If you put your ear to the ground, you may hear the rumble of hoofbeats from a herd of Republican senate wanna-bes, stampeding to the Federal Elections Commission to set up Senate campaign committees.
RELATED: Which J.D. Vance will show up in the Senate?
And we aren't even three weeks into 2023. The Senate election won't happen until 2024, which seems to be beyond the event horizon, as we are still stuck between putting 2022 behind us and trying to figure out what 2023 has in store.
"What Matt has done is move up people's timetable for announcing candidacies," said Mark R. Weaver, a lawyer and veteran Republican campaign strategist in Ohio. "A rush of candidates will follow, very soon."
The next one out of the box could well be Ohio's chief elections officer, Secretary of State Frank LaRose, who has been plotting a run for the Senate for quite some time.
LaRose will doubtless get into the race; and will be considered by many the front-runner. He's been doing a rather delicate dance in recent months, trying to please both the GOP establishment in Ohio while at the same time building his bona fides with the MAGA crowd.
RELATED: Why is Frank LaRose pushing a ballot issue not many seem to like?
Others who are mulling over a Senate run on the GOP side include U.S. Rep. Warren Davidson of Troy, whose district now includes western Hamilton County; Bernie Moreno, a Cleveland area businessman who ran in 2022; and maybe Ohio Attorney General Dave Yost, who may decide that taking on Lt. Gov. Jon Husted for governor in 2026 is too rich for his blood.
There will no doubt be more. Consider the fact that in 2026 there will be a whole bunch of term-limited Republican statewide officeholders who will be looking for jobs. Some of them are already looking for the door marked exit.
Here's one thing Matt Dolan has that most of the rest of the field does not — deep pockets.
In the 2022 race, Dolan spent more than $10 million of his personal fortune on his campaign. There's no reason to think he can't do it again.
Can Brown be beat?
The question that Dolan and every other potential GOP candidate has to ask himself and answer is a simple one: Can Sherrod Brown, now in his third term in the Senate, be beaten by anyone?
Take a look at Brown's most recent re-election campaign in 2018. He was running against former Republican congressman Jim Renacci. Renacci's campaign got off to a bad start and was reeling out of control by the end of it. Still, Brown took only 53% of the vote.
"You have to take note of Renacci's amateur hour campaign and realize that Sherrod Brown only won by a few points," Niven said.
"He can win if he runs as Sherrod Brown, the champion of working people, with a populist message," Niven said. "He can't win if he runs as a Democrat."
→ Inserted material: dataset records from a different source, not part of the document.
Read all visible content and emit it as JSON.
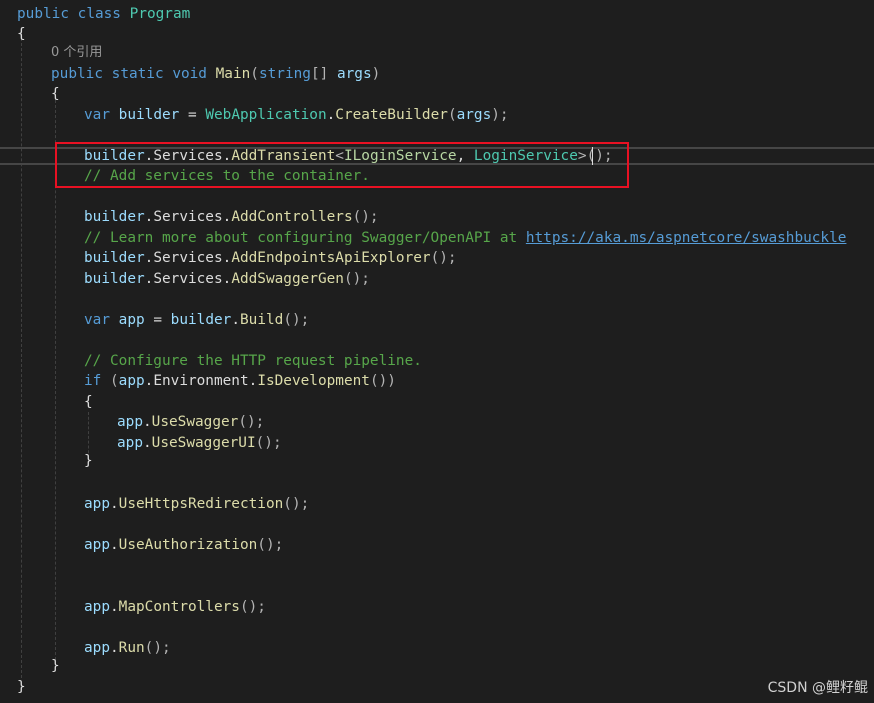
{
  "editor": {
    "lines": {
      "l1": {
        "kw1": "public",
        "kw2": "class",
        "name": "Program"
      },
      "l2": {
        "brace": "{"
      },
      "l3": {
        "refs": "0 个引用"
      },
      "l4": {
        "kw1": "public",
        "kw2": "static",
        "kw3": "void",
        "name": "Main",
        "open": "(",
        "type": "string",
        "arr": "[]",
        "param": "args",
        "close": ")"
      },
      "l5": {
        "brace": "{"
      },
      "l6": {
        "kw": "var",
        "var": "builder",
        "eq": " = ",
        "type": "WebApplication",
        "dot": ".",
        "method": "CreateBuilder",
        "open": "(",
        "arg": "args",
        "close": ");"
      },
      "l7": {
        "obj": "builder",
        "dot1": ".",
        "prop": "Services",
        "dot2": ".",
        "method": "AddTransient",
        "lt": "<",
        "iface": "ILoginService",
        "comma": ", ",
        "type": "LoginService",
        "gt": ">",
        "call": "();"
      },
      "l8": {
        "comment": "// Add services to the container."
      },
      "l9": {
        "obj": "builder",
        "dot1": ".",
        "prop": "Services",
        "dot2": ".",
        "method": "AddControllers",
        "call": "();"
      },
      "l10": {
        "comment": "// Learn more about configuring Swagger/OpenAPI at ",
        "link": "https://aka.ms/aspnetcore/swashbuckle"
      },
      "l11": {
        "obj": "builder",
        "dot1": ".",
        "prop": "Services",
        "dot2": ".",
        "method": "AddEndpointsApiExplorer",
        "call": "();"
      },
      "l12": {
        "obj": "builder",
        "dot1": ".",
        "prop": "Services",
        "dot2": ".",
        "method": "AddSwaggerGen",
        "call": "();"
      },
      "l13": {
        "kw": "var",
        "var": "app",
        "eq": " = ",
        "obj": "builder",
        "dot": ".",
        "method": "Build",
        "call": "();"
      },
      "l14": {
        "comment": "// Configure the HTTP request pipeline."
      },
      "l15": {
        "kw": "if",
        "open": " (",
        "obj": "app",
        "dot1": ".",
        "prop": "Environment",
        "dot2": ".",
        "method": "IsDevelopment",
        "call": "())"
      },
      "l16": {
        "brace": "{"
      },
      "l17": {
        "obj": "app",
        "dot": ".",
        "method": "UseSwagger",
        "call": "();"
      },
      "l18": {
        "obj": "app",
        "dot": ".",
        "method": "UseSwaggerUI",
        "call": "();"
      },
      "l19": {
        "brace": "}"
      },
      "l20": {
        "obj": "app",
        "dot": ".",
        "method": "UseHttpsRedirection",
        "call": "();"
      },
      "l21": {
        "obj": "app",
        "dot": ".",
        "method": "UseAuthorization",
        "call": "();"
      },
      "l22": {
        "obj": "app",
        "dot": ".",
        "method": "MapControllers",
        "call": "();"
      },
      "l23": {
        "obj": "app",
        "dot": ".",
        "method": "Run",
        "call": "();"
      },
      "l24": {
        "brace": "}"
      },
      "l25": {
        "brace": "}"
      }
    }
  },
  "watermark": {
    "text": "CSDN @鲤籽鲲"
  },
  "colors": {
    "background": "#1e1e1e",
    "keyword": "#569cd6",
    "type": "#4ec9b0",
    "interface": "#b8d7a3",
    "method": "#dcdcaa",
    "parameter": "#9cdcfe",
    "comment": "#57a64a",
    "highlight_box": "#e81123"
  }
}
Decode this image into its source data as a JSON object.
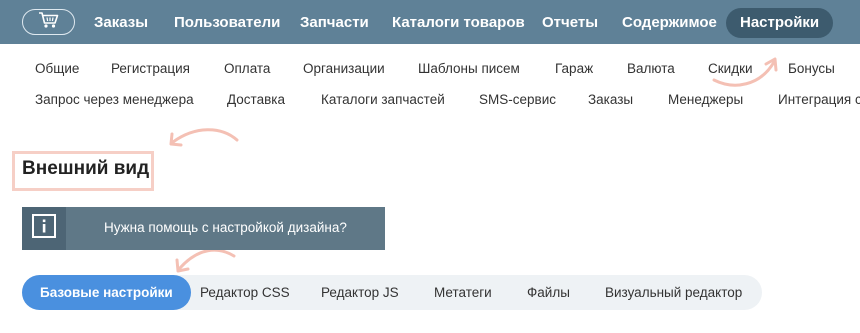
{
  "topnav": {
    "cart_icon": "shopping-cart-icon",
    "items": [
      {
        "label": "Заказы"
      },
      {
        "label": "Пользователи"
      },
      {
        "label": "Запчасти"
      },
      {
        "label": "Каталоги товаров"
      },
      {
        "label": "Отчеты"
      },
      {
        "label": "Содержимое"
      },
      {
        "label": "Настройки",
        "active": true
      }
    ]
  },
  "subnav": {
    "row1": [
      "Общие",
      "Регистрация",
      "Оплата",
      "Организации",
      "Шаблоны писем",
      "Гараж",
      "Валюта",
      "Скидки",
      "Бонусы"
    ],
    "row2": [
      "Запрос через менеджера",
      "Доставка",
      "Каталоги запчастей",
      "SMS-сервис",
      "Заказы",
      "Менеджеры",
      "Интеграция с"
    ]
  },
  "page": {
    "title": "Внешний вид"
  },
  "help": {
    "icon": "info-icon",
    "text": "Нужна помощь с настройкой дизайна?"
  },
  "tabs": [
    {
      "label": "Базовые настройки",
      "active": true
    },
    {
      "label": "Редактор CSS"
    },
    {
      "label": "Редактор JS"
    },
    {
      "label": "Метатеги"
    },
    {
      "label": "Файлы"
    },
    {
      "label": "Визуальный редактор"
    }
  ],
  "colors": {
    "nav_bg": "#5f8197",
    "nav_active": "#3d5b6e",
    "accent": "#4a90df",
    "highlight": "#f6cfc6"
  }
}
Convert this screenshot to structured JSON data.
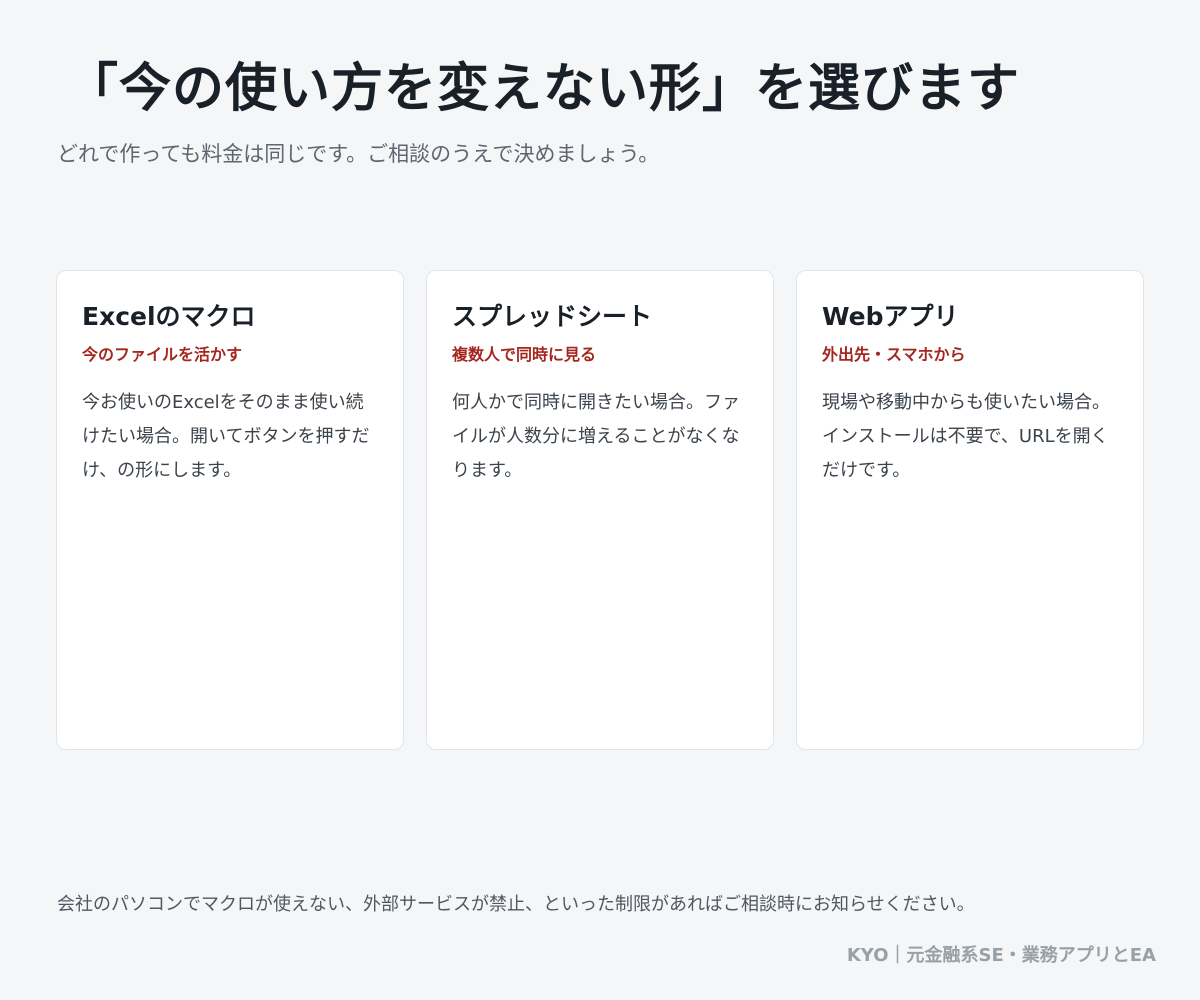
{
  "header": {
    "title": "「今の使い方を変えない形」を選びます",
    "subtitle": "どれで作っても料金は同じです。ご相談のうえで決めましょう。"
  },
  "cards": [
    {
      "title": "Excelのマクロ",
      "tagline": "今のファイルを活かす",
      "body": "今お使いのExcelをそのまま使い続けたい場合。開いてボタンを押すだけ、の形にします。"
    },
    {
      "title": "スプレッドシート",
      "tagline": "複数人で同時に見る",
      "body": "何人かで同時に開きたい場合。ファイルが人数分に増えることがなくなります。"
    },
    {
      "title": "Webアプリ",
      "tagline": "外出先・スマホから",
      "body": "現場や移動中からも使いたい場合。インストールは不要で、URLを開くだけです。"
    }
  ],
  "footer": {
    "note": "会社のパソコンでマクロが使えない、外部サービスが禁止、といった制限があればご相談時にお知らせください。",
    "credit": "KYO｜元金融系SE・業務アプリとEA"
  },
  "colors": {
    "background": "#f4f6f8",
    "accent_red": "#a4271f",
    "title_text": "#1a2027",
    "muted_text": "#98a0a8"
  }
}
The other factor to be considered is that the Republican Party is going to be hell-bent on winning back the majority in the Senate in 2024.
It slipped away from them in 2022, with Democrats walking away with a 51-49 split. They turned Mitch McConnell from majority leader of the Senate to minority leader overnight.
Democrats will be defending twice as many Senate seats in 2024 as the Republicans.
The GOP will focus on three seats now held by Democrats in states that went for Trump in the last presidential election: the seat of Jon Tester in Montana; the seat of Joe Manchin in West Virginia; and, yes, the seat of Sherrod Brown in Ohio.
Flip two of those three and it could well be the Republicans back in charge of the Senate.
The stakes in Ohio will clearly be very high.
Little wonder that Matt Dolan wants to start early, with the field chasing him.
And, unlike 2022, he won't have to spend the bulk of his time explaining why he doesn't worship at the bone-spurred feet of Donald Trump.